Faced with bulging high-school enrollment, board considers expanding, redrawing districts

BY DAVID GREEN | JULY 06, 2009 7:20 AM

More kids need more space. More space needs money to build. There’s the rub.

With the Iowa City School Board having to cut $6 million from the budget, the question of how and when to approach these issues has become a hot topic in the community.

The board hasn’t voted on the issue and hasn’t set a timeline, but it expressed support for the High School Enrollment Task Force’s revised recommendations, released June 30. The task force expressed openness to the possibility of a new school — when there are enough students to occupy it — and to boundary changes.

“[The School Board] has to make a tough decision,” said Cheryl Richmond, the treasurer of the Districtwide Parents’ Organization.

According to the High School Forum Presentation, West High, 2901 Melrose Ave., has a capacity of 1,800, and a student population that is projected to rise as high as 2,000 by 2012.

School Board member Gayle Klouda said that based on input she’s received, an “overwhelming” majority of community members support the idea of a new high school.

However, she noted, the future is still unclear due to financial constraints. The cost of building and operating a new high school mean it won’t be a reality for “another five years or so,” she said.

Furthermore, it would be “foolhardy” to guess a definite date for the project simply based on projected student population, she said.
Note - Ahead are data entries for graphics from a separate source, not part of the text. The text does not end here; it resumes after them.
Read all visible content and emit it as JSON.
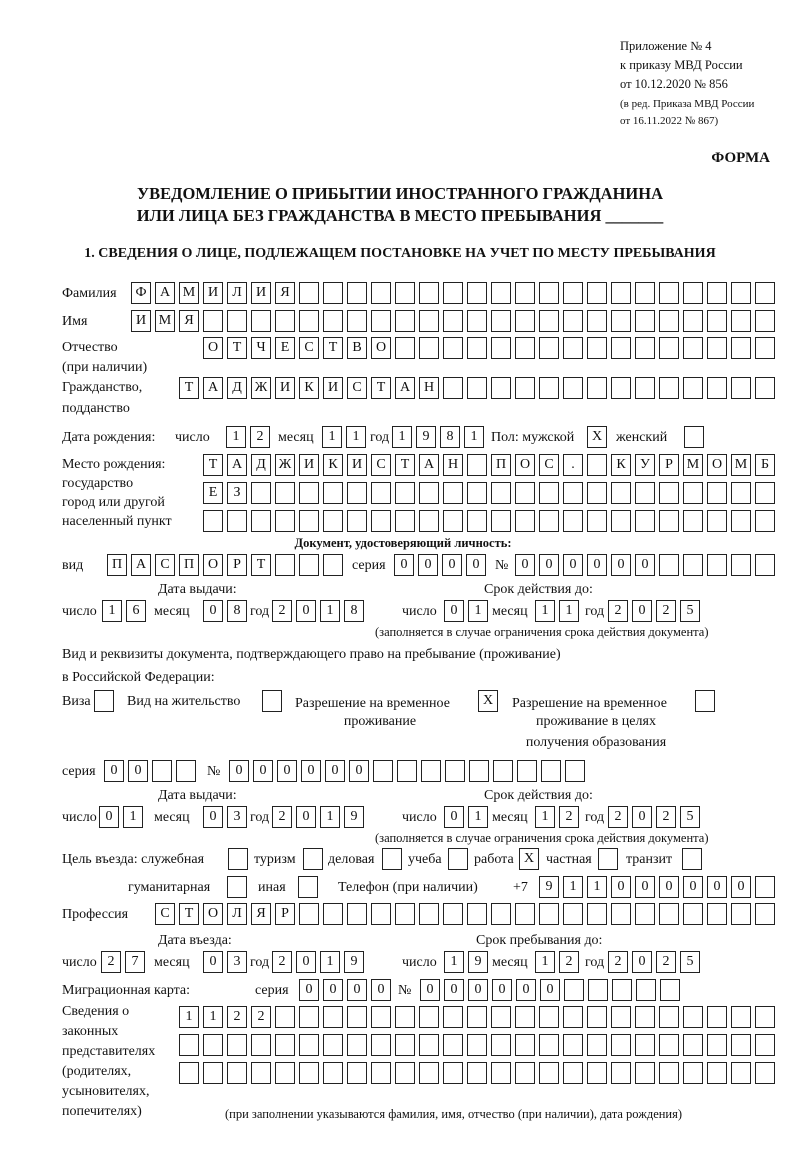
{
  "header": {
    "appendix": "Приложение № 4",
    "order": "к приказу МВД России",
    "order_date": "от 10.12.2020 № 856",
    "edition1": "(в ред. Приказа МВД России",
    "edition2": "от 16.11.2022 № 867)",
    "form_label": "ФОРМА",
    "title_line1": "УВЕДОМЛЕНИЕ О ПРИБЫТИИ ИНОСТРАННОГО ГРАЖДАНИНА",
    "title_line2": "ИЛИ ЛИЦА БЕЗ ГРАЖДАНСТВА В МЕСТО ПРЕБЫВАНИЯ _______",
    "section1": "1. СВЕДЕНИЯ О ЛИЦЕ, ПОДЛЕЖАЩЕМ ПОСТАНОВКЕ НА УЧЕТ ПО МЕСТУ ПРЕБЫВАНИЯ"
  },
  "labels": {
    "surname": "Фамилия",
    "name": "Имя",
    "patronymic": "Отчество",
    "patronymic_note": "(при наличии)",
    "citizenship": "Гражданство,",
    "citizenship2": "подданство",
    "birth_date": "Дата рождения:",
    "day": "число",
    "month": "месяц",
    "year": "год",
    "sex": "Пол: мужской",
    "female": "женский",
    "birthplace1": "Место рождения:",
    "birthplace2": "государство",
    "birthplace3": "город или другой",
    "birthplace4": "населенный пункт",
    "id_doc": "Документ, удостоверяющий личность:",
    "kind": "вид",
    "series": "серия",
    "number": "№",
    "issue_date": "Дата выдачи:",
    "valid_until": "Срок действия до:",
    "validity_note": "(заполняется в случае ограничения срока действия документа)",
    "right_doc1": "Вид и реквизиты документа, подтверждающего право на пребывание (проживание)",
    "right_doc2": "в Российской Федерации:",
    "visa": "Виза",
    "residence": "Вид на жительство",
    "rvp1": "Разрешение на временное",
    "rvp2": "проживание",
    "rvpo1": "Разрешение на временное",
    "rvpo2": "проживание в целях",
    "rvpo3": "получения образования",
    "purpose": "Цель въезда: служебная",
    "tourism": "туризм",
    "business": "деловая",
    "study": "учеба",
    "work": "работа",
    "private": "частная",
    "transit": "транзит",
    "humanitarian": "гуманитарная",
    "other": "иная",
    "phone": "Телефон (при наличии)",
    "phone_prefix": "+7",
    "profession": "Профессия",
    "entry_date": "Дата въезда:",
    "stay_until": "Срок пребывания до:",
    "migration_card": "Миграционная карта:",
    "reps1": "Сведения о",
    "reps2": "законных",
    "reps3": "представителях",
    "reps4": "(родителях,",
    "reps5": "усыновителях,",
    "reps6": "попечителях)",
    "reps_note": "(при заполнении указываются фамилия, имя, отчество (при наличии), дата рождения)"
  },
  "person": {
    "surname": "ФАМИЛИЯ",
    "name": "ИМЯ",
    "patronymic": "ОТЧЕСТВО",
    "citizenship": "ТАДЖИКИСТАН",
    "birth_day": "12",
    "birth_month": "11",
    "birth_year": "1981",
    "sex_male": "X",
    "sex_female": "",
    "birthplace_line1": "ТАДЖИКИСТАН ПОС. КУРМОМБ",
    "birthplace_line2": "ЕЗ",
    "birthplace_line3": ""
  },
  "id_document": {
    "kind": "ПАСПОРТ",
    "series": "0000",
    "number": "000000",
    "issue_day": "16",
    "issue_month": "08",
    "issue_year": "2018",
    "valid_day": "01",
    "valid_month": "11",
    "valid_year": "2025"
  },
  "right_document": {
    "visa": "",
    "residence_permit": "",
    "temp_residence": "X",
    "temp_residence_study": "",
    "series": "00",
    "number": "000000",
    "issue_day": "01",
    "issue_month": "03",
    "issue_year": "2019",
    "valid_day": "01",
    "valid_month": "12",
    "valid_year": "2025"
  },
  "purpose": {
    "official": "",
    "tourism": "",
    "business": "",
    "study": "",
    "work": "X",
    "private": "",
    "transit": "",
    "humanitarian": "",
    "other": ""
  },
  "phone": "911000000",
  "profession": "СТОЛЯР",
  "entry": {
    "entry_day": "27",
    "entry_month": "03",
    "entry_year": "2019",
    "stay_day": "19",
    "stay_month": "12",
    "stay_year": "2025"
  },
  "migration_card": {
    "series": "0000",
    "number": "000000"
  },
  "representatives": {
    "line1": "1122",
    "line2": "",
    "line3": ""
  }
}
“[Student-population] projections are just projections, after all,” Klouda said.

But some are feeling the crunch already. Richmond’s daughter, who attends West High, has told her many students bring their own lunch because of overcrowding in the lunchroom.

Speaking as a parent, Richmond expressed concerns with the possible plans. If the district were to have “three medium schools instead of two large ones,” it would be much more challenging to offer special programs such as Honors and Advanced Placement courses.
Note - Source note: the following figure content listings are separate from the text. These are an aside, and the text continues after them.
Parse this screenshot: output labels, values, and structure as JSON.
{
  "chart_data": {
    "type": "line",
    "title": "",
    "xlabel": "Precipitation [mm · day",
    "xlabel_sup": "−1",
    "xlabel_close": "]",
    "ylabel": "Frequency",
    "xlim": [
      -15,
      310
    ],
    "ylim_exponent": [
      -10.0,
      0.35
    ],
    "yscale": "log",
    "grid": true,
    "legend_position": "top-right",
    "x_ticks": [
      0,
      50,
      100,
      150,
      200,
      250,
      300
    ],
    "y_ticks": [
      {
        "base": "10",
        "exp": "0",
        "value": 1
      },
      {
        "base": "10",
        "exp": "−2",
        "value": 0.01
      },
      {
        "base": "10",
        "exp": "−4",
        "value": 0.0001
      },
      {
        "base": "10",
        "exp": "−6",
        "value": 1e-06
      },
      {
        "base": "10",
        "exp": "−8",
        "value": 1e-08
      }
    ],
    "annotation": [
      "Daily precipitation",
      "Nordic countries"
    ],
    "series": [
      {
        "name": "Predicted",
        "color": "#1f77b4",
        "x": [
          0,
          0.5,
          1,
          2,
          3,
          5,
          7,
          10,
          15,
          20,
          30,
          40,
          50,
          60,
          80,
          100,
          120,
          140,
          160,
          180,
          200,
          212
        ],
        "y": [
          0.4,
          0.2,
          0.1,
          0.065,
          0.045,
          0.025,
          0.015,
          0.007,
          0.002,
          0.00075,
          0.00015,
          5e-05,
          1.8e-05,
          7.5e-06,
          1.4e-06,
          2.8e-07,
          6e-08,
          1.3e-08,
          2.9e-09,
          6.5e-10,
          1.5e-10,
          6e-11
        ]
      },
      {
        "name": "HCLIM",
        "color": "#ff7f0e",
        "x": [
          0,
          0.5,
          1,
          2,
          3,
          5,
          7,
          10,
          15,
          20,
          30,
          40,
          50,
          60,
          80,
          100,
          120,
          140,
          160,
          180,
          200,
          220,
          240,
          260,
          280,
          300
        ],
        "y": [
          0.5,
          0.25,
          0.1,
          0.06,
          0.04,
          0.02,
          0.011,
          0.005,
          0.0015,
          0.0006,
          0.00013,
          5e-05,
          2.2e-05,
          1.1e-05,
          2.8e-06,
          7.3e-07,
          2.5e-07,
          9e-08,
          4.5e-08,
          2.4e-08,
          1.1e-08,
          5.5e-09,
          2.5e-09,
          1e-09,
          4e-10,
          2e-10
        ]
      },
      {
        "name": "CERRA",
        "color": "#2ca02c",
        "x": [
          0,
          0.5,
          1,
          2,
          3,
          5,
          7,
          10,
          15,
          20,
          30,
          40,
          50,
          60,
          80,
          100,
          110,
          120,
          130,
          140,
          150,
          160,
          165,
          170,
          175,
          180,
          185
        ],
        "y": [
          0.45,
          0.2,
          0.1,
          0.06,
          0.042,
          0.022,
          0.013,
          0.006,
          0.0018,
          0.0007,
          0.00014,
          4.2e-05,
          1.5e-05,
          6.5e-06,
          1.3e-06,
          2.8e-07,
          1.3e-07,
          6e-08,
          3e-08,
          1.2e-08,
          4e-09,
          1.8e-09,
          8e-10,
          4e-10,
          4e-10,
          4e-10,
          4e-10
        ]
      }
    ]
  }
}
But keeping two schools may not be a perfect solution either.

“I don’t think that just adding onto West will solve some of those issues [with the core facilities],” Richmond said.

Klouda agreed that adding onto West was not ideal.

“People don’t want the high schools to be much bigger than they are,” she said. “Before we get to the point of opening a new high school, we have to find some other way to hold these kids.”

Adjusting the school populations with boundary changes could help, and Klouda also mentioned the possibility of moving some high-school students into North Central and Northwest Junior High Schools. If approved, the move would occur after redrawing the boundaries.

But boundary redrawing can be a volatile issue.

“Changing boundaries is a political hot potato,” Richmond said. “No one wants to be the one who is moved, but they’re going to have to address it sooner rather than later.”

Superintendent Lane Plugge is scheduled to present plans for possible boundary changes at the next school board meeting on July 14.